Some information may be outdated.
Beginning the week of Feb. 4, the U.S. Department of Energy (DOE) Moab Uranium Mill Tailings Remedial Action (UMTRA) Project increased mill tailing shipments from the UMTRA Site in Moab to a permanent disposal site in Crescent Junction. The project’s goal is to double weekly train shipments from two to four, shipping Monday through Thursday, enabling accelerated cleanup.
Project contractors hired 23 new employees to support the increase in production.

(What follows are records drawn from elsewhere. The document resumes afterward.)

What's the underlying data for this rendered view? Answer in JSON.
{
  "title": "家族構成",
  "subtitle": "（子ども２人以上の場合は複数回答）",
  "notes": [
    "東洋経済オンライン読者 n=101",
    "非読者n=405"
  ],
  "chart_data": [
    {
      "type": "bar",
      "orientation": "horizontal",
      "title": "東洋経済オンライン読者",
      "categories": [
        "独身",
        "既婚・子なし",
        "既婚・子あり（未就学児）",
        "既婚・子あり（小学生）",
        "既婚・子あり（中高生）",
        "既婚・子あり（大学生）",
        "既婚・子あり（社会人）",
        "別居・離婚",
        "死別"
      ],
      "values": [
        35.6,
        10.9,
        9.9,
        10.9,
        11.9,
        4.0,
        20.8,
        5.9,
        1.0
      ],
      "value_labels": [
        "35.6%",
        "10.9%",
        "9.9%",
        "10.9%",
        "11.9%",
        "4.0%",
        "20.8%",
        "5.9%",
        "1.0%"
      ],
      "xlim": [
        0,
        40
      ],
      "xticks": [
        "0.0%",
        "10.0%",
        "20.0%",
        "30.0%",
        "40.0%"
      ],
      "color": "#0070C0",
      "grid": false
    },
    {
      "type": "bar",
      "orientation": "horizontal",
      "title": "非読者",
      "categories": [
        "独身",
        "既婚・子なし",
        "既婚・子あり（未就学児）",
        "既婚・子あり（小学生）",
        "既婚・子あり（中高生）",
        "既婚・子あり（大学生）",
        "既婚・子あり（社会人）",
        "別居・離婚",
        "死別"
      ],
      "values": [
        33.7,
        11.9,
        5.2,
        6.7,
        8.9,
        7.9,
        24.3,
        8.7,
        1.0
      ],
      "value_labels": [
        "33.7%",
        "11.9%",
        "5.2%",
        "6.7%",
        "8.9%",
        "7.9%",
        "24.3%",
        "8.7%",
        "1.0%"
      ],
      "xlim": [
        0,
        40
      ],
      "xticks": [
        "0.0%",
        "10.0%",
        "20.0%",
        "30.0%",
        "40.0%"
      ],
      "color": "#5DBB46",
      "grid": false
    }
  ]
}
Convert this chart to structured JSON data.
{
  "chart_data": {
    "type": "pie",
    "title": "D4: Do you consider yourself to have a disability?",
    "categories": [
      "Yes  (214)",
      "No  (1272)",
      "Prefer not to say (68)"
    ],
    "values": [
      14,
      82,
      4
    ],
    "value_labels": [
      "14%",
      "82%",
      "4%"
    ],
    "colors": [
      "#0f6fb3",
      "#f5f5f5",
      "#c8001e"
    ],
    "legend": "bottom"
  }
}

“The increased shipments are part of DOE’s mission, under the Office of Environmental
Management, to safely clean up contaminated facilities leftover from the nation’s Cold War
environmental legacy,” federal cleanup director Russell McCallister said. “Increasing
shipments is part of the project’s goal to safely remove tailings as quickly as possible.”
Each train can transport up to 144 containers and can carry approximately 4,700 tons of mill
tailings. Mill tailings are a sand-like material that remain from processing uranium ore. The
tailings are transported by rail in sealed metal containers, away from the Colorado River and the
Moab site, to the Crescent Junction site, located about 30 miles north.
The tailings are placed in a
DOE-constructed, U.S. Nuclear Regulatory Commission-approved disposal cell. The Moab UMTRA Project began shipping activities in 2009 and is more than half way to completing its
mission of relocating 16 million tons of tailings.